Australia captain Ricky Ponting believes his team deserved the victory.
"It's great to come away with a really hard-fought win, there's no doubt that through the course of the five days we've had the better of this Test match and I think we thoroughly deserved to win this game," he said.
"It's very pleasing for me to see some of the young guys come into the team for this game and to start off with a win is what you always hope for the younger guys coming in.
"So it's been a really rewarding period for the young guys in particular.
"I'm very proud of the way we bounced back to tell you the truth. It's always hard coming back in a series when you're 2-0 down and have probably been in positions in the first two games that you could have won Test matches as well.

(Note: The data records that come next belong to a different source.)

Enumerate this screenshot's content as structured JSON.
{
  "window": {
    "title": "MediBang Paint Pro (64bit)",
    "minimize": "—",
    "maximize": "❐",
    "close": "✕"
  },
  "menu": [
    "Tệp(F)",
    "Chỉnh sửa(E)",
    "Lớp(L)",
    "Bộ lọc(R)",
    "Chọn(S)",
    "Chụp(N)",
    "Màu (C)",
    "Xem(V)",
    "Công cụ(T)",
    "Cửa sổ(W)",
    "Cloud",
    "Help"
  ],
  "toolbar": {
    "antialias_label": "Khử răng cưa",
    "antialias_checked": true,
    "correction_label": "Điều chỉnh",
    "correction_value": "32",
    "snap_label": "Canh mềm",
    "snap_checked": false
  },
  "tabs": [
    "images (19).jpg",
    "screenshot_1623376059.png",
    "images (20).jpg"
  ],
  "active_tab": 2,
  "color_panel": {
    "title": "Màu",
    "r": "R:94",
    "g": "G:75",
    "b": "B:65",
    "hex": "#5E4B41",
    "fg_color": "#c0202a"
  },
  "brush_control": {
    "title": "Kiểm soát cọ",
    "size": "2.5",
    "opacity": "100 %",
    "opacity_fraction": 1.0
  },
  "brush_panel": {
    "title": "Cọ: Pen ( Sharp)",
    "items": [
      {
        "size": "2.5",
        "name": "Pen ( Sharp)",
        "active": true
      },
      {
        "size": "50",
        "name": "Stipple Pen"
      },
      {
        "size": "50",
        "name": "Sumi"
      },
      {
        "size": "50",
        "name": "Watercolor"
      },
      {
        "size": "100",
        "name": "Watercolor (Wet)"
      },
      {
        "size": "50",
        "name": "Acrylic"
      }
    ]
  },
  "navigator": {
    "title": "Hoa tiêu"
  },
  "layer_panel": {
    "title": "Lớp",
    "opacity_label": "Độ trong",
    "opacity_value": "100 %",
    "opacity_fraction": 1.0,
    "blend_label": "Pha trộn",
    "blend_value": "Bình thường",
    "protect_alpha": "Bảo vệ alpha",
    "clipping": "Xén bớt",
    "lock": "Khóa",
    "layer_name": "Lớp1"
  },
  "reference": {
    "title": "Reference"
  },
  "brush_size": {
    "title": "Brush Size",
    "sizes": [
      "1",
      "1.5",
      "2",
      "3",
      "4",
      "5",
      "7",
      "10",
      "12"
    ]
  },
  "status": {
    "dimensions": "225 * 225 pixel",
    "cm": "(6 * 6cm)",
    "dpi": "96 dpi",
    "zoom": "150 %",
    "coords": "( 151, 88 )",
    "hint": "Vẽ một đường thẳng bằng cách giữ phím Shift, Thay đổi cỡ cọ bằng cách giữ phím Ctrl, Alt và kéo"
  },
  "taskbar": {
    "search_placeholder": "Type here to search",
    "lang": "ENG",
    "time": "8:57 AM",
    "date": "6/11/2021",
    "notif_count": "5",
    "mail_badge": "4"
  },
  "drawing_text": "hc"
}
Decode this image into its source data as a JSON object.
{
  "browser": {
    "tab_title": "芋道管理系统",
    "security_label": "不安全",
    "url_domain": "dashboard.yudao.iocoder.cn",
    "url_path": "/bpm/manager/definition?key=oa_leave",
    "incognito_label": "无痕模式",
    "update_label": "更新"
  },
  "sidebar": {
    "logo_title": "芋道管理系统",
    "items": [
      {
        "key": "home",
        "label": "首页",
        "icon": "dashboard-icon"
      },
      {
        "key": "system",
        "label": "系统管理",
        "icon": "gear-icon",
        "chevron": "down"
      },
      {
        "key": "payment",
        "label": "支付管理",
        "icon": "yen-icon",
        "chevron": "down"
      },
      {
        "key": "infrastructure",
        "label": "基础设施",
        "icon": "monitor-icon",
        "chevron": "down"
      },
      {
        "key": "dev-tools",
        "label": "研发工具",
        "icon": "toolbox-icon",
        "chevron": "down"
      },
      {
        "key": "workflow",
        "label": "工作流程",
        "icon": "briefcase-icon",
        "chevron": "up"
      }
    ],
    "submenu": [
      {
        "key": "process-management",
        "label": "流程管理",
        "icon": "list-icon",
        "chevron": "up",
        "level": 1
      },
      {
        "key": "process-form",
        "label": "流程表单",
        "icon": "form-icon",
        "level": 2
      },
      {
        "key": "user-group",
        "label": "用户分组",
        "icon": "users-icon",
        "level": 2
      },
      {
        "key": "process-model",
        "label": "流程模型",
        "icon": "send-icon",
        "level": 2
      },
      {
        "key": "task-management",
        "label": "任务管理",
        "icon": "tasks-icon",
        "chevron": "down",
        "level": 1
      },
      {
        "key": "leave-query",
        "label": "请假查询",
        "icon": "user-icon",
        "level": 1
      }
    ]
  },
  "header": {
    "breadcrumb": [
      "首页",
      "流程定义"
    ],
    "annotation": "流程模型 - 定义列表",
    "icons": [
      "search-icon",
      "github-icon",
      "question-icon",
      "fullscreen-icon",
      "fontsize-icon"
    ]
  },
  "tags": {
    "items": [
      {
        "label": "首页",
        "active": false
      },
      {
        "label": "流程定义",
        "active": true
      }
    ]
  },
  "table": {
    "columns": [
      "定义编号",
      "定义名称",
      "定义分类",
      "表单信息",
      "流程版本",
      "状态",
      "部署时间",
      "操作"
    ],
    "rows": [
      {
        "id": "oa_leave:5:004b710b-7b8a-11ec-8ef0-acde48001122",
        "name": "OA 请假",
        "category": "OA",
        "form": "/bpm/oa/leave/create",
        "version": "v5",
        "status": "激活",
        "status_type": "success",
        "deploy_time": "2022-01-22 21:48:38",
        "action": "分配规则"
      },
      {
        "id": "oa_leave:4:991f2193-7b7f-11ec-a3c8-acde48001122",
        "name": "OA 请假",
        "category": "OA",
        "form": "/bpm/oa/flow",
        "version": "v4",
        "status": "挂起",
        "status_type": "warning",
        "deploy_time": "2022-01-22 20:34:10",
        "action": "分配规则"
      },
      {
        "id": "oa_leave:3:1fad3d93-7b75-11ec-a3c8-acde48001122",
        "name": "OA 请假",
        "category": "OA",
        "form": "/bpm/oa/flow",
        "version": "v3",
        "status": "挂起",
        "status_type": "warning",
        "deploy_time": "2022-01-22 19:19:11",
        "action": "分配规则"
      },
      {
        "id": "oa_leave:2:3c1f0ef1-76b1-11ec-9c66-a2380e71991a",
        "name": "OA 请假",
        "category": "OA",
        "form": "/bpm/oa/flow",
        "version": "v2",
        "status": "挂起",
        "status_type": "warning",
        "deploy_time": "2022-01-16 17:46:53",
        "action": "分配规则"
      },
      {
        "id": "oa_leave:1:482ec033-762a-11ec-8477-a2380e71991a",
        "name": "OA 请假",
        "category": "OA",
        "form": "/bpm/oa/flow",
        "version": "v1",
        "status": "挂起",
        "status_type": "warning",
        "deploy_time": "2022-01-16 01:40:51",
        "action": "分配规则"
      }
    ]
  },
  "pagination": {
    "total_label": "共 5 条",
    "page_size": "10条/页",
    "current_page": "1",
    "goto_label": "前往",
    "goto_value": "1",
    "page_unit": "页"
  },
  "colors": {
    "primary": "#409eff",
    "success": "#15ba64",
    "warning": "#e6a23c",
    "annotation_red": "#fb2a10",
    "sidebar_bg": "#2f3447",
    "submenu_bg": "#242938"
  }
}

"It says a lot about the character of the side to get back up off the canvas and put up a performance like we have this week."
The skipper also defended his side's performance throughout the opening two Tests of a memorable series.
"We haven't been that far away, it could have easily been a 2-1 result our way as well," he said.
"We haven't been that bad really, there's been a lot of negativity around about us, and sure we've had some situations that we could have played a lot better cricket in and probably could have ourselves changed the result.
"But you've got to give South Africa some credit for the way they did it in Perth with the run chase and the way they turned things around in Melbourne as well."